Literary Fortune #3: Writing changes everything


We all have our thing. That one thing that helps us just "let go". The thing that keeps us sane. Grounded. Real.

For you it might be gardening (if it is, I envy you). Or it might be painting, pottery, wood crafts, rebuilding old cars.

Whatever it is, it's the thing that brings you to an alternative place in your mind, shutting out everything that either doesn't matter or that makes you crazy. Maybe it's even a way to process those things, to make decisions, to provide space and time to think about life from outside of it, rather than swimming (or drowning) in the middle.

For me, it's writing.

I don't publish much. From time to time, I go through the requirements and jump through the hoops and find my words tantalizingly on the pages of a book that will find a home on someone else's shelf.  But, mostly, I write for myself. To process, to reflect, to work out problems and come to solutions.

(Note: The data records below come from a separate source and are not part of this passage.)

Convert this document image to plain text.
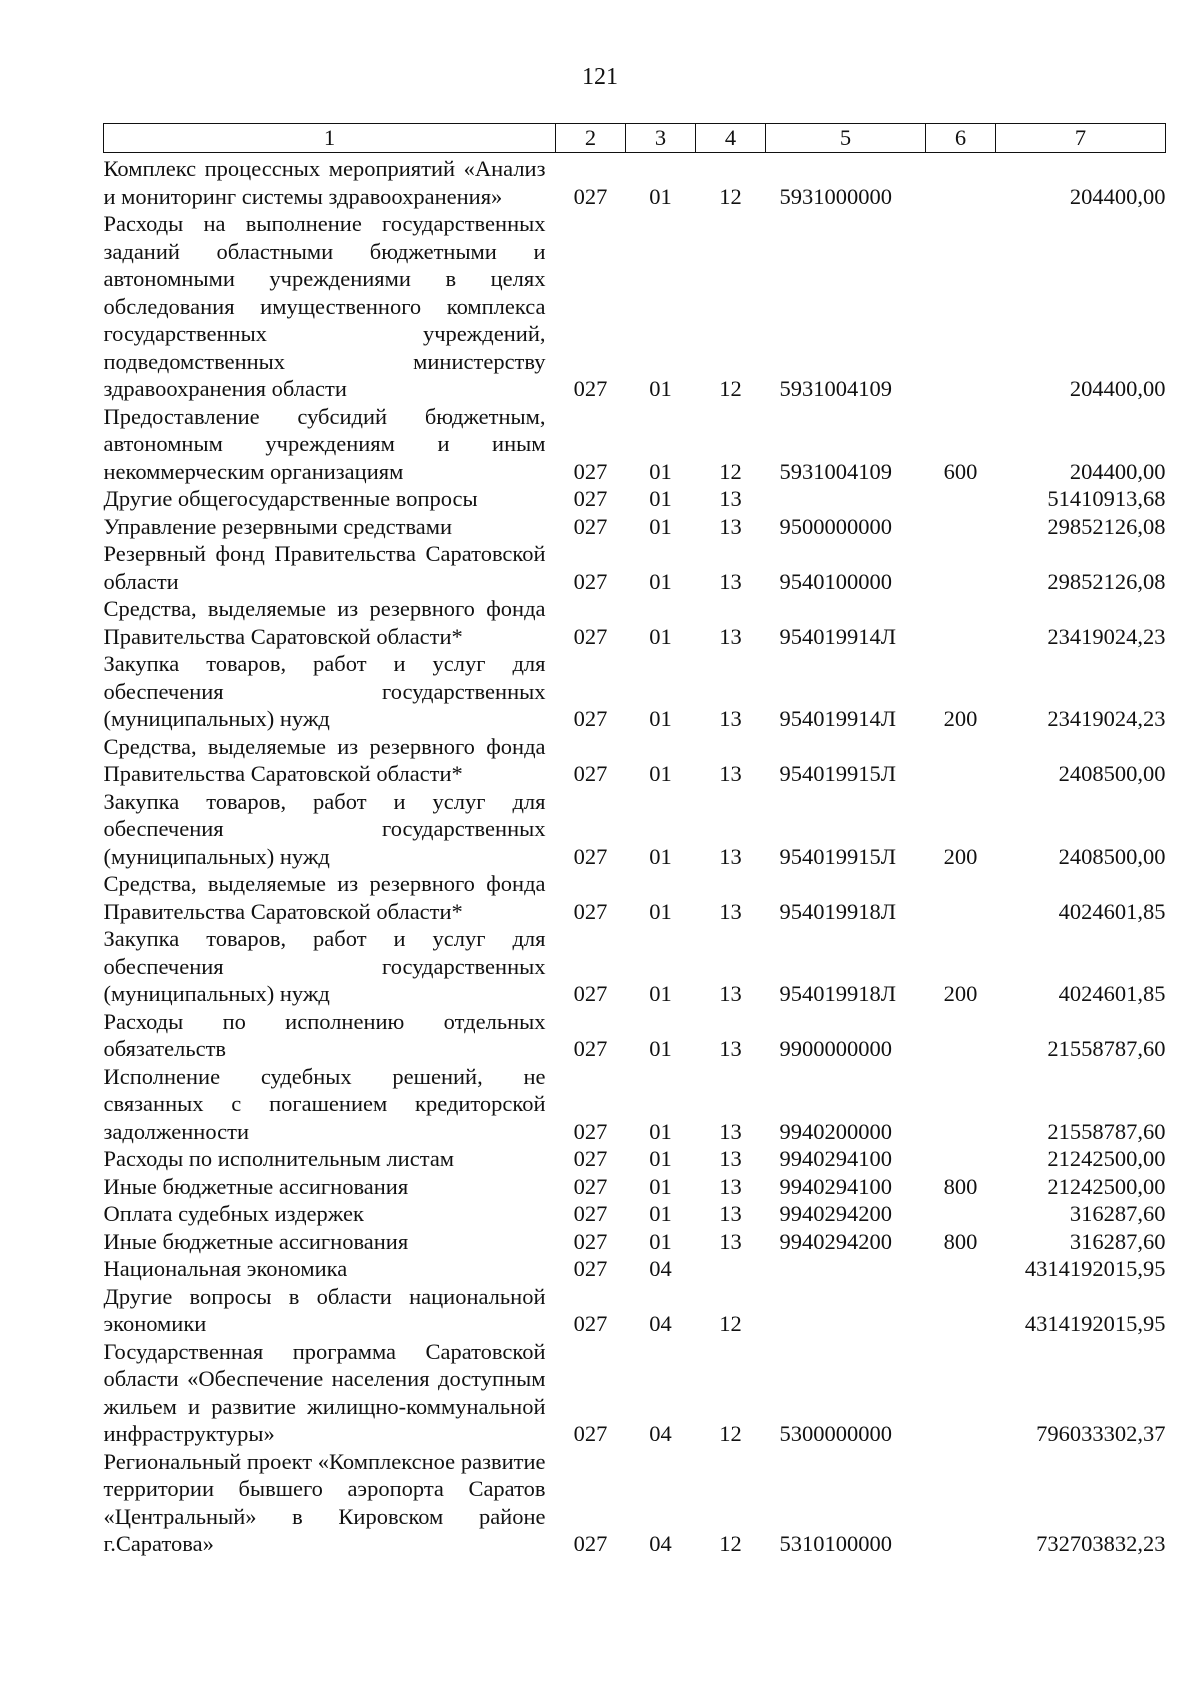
121
1	2	3	4	5	6	7
Комплекс процессных мероприятий «Анализ и мониторинг системы здравоохранения»	027	01	12	5931000000		204400,00
Расходы на выполнение государственных заданий областными бюджетными и автономными учреждениями в целях обследования имущественного комплекса государственных учреждений, подведомственных министерству здравоохранения области	027	01	12	5931004109		204400,00
Предоставление субсидий бюджетным, автономным учреждениям и иным некоммерческим организациям	027	01	12	5931004109	600	204400,00
Другие общегосударственные вопросы	027	01	13			51410913,68
Управление резервными средствами	027	01	13	9500000000		29852126,08
Резервный фонд Правительства Саратовской области	027	01	13	9540100000		29852126,08
Средства, выделяемые из резервного фонда Правительства Саратовской области*	027	01	13	954019914Л		23419024,23
Закупка товаров, работ и услуг для обеспечения государственных (муниципальных) нужд	027	01	13	954019914Л	200	23419024,23
Средства, выделяемые из резервного фонда Правительства Саратовской области*	027	01	13	954019915Л		2408500,00
Закупка товаров, работ и услуг для обеспечения государственных (муниципальных) нужд	027	01	13	954019915Л	200	2408500,00
Средства, выделяемые из резервного фонда Правительства Саратовской области*	027	01	13	954019918Л		4024601,85
Закупка товаров, работ и услуг для обеспечения государственных (муниципальных) нужд	027	01	13	954019918Л	200	4024601,85
Расходы по исполнению отдельных обязательств	027	01	13	9900000000		21558787,60
Исполнение судебных решений, не связанных с погашением кредиторской задолженности	027	01	13	9940200000		21558787,60
Расходы по исполнительным листам	027	01	13	9940294100		21242500,00
Иные бюджетные ассигнования	027	01	13	9940294100	800	21242500,00
Оплата судебных издержек	027	01	13	9940294200		316287,60
Иные бюджетные ассигнования	027	01	13	9940294200	800	316287,60
Национальная экономика	027	04				4314192015,95
Другие вопросы в области национальной экономики	027	04	12			4314192015,95
Государственная программа Саратовской области «Обеспечение населения доступным жильем и развитие жилищно-коммунальной инфраструктуры»	027	04	12	5300000000		796033302,37
Региональный проект «Комплексное развитие территории бывшего аэропорта Саратов «Центральный» в Кировском районе г.Саратова»	027	04	12	5310100000		732703832,23
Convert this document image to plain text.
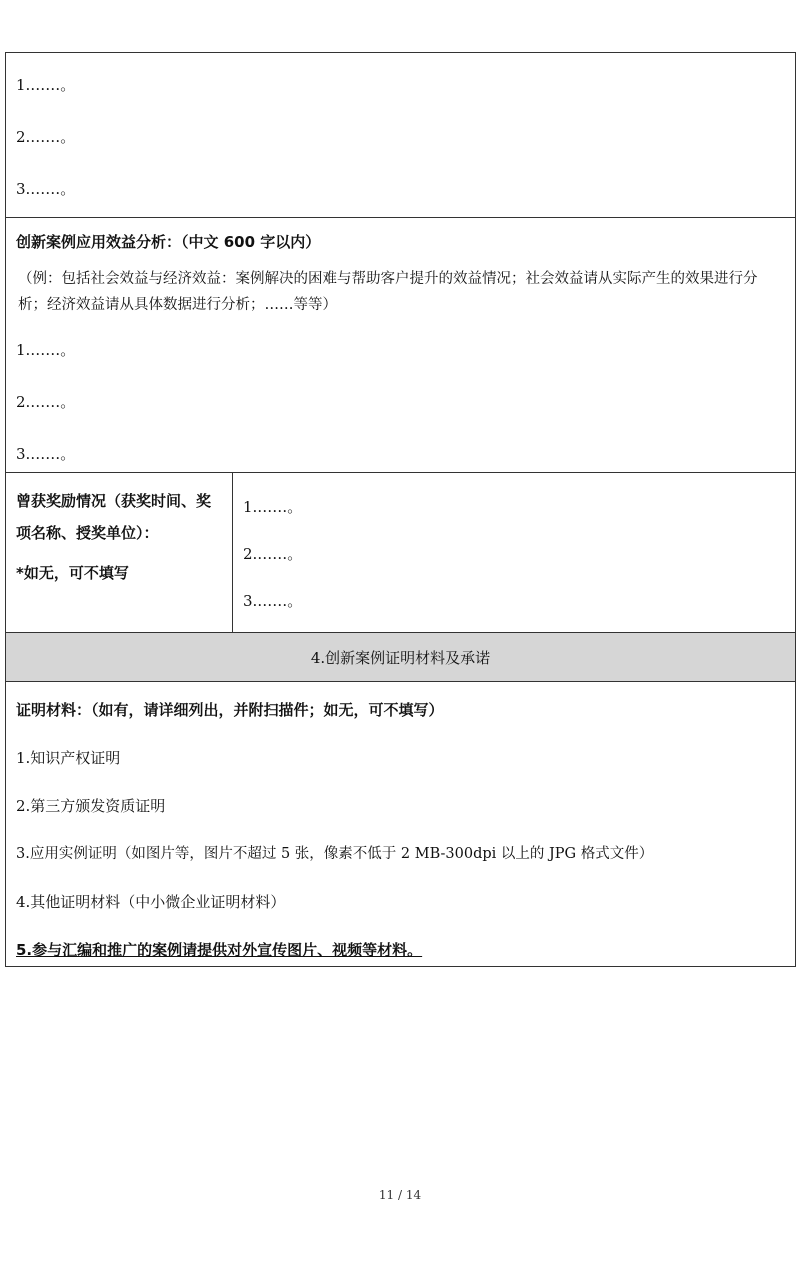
1.……。

2.……。

3.……。

创新案例应用效益分析：（中文 600 字以内）

（例：包括社会效益与经济效益：案例解决的困难与帮助客户提升的效益情况；社会效益请从实际产生的效果进行分析；经济效益请从具体数据进行分析；……等等）

1.……。

2.……。

3.……。

曾获奖励情况（获奖时间、奖项名称、授奖单位）：

*如无，可不填写

1.……。

2.……。

3.……。

4.创新案例证明材料及承诺

证明材料：（如有，请详细列出，并附扫描件；如无，可不填写）

1.知识产权证明

2.第三方颁发资质证明

3.应用实例证明（如图片等，图片不超过 5 张，像素不低于 2 MB-300dpi 以上的 JPG 格式文件）

4.其他证明材料（中小微企业证明材料）

5.参与汇编和推广的案例请提供对外宣传图片、视频等材料。

11 / 14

When I don't write, I feel like I'm gagged and blindfolded, unable to engage with the world fully. I get cranky...even lazy.

That's not to say that taking a break from time to time isn't just as necessary. There are times when it is necessary to just take the world in. Put down the camera and live in the picture. Put down the pen and live the story. So that at a later time, there will be a moment to photograph...a story to tell.

I write for me. I write for my sanity. Which, means, ultimately, I write for everyone that I love.

This quote from Joyce Carol Oates points out the necessity of actions like writing. Whatever activity it is that brings you back to life, even when you feel sure you are at your end, you should do it. No matter what. Through the fatigue and the ennui.

This is what makes us human. The fact that we embrace art and creativity as medicine. It heals. It saves souls.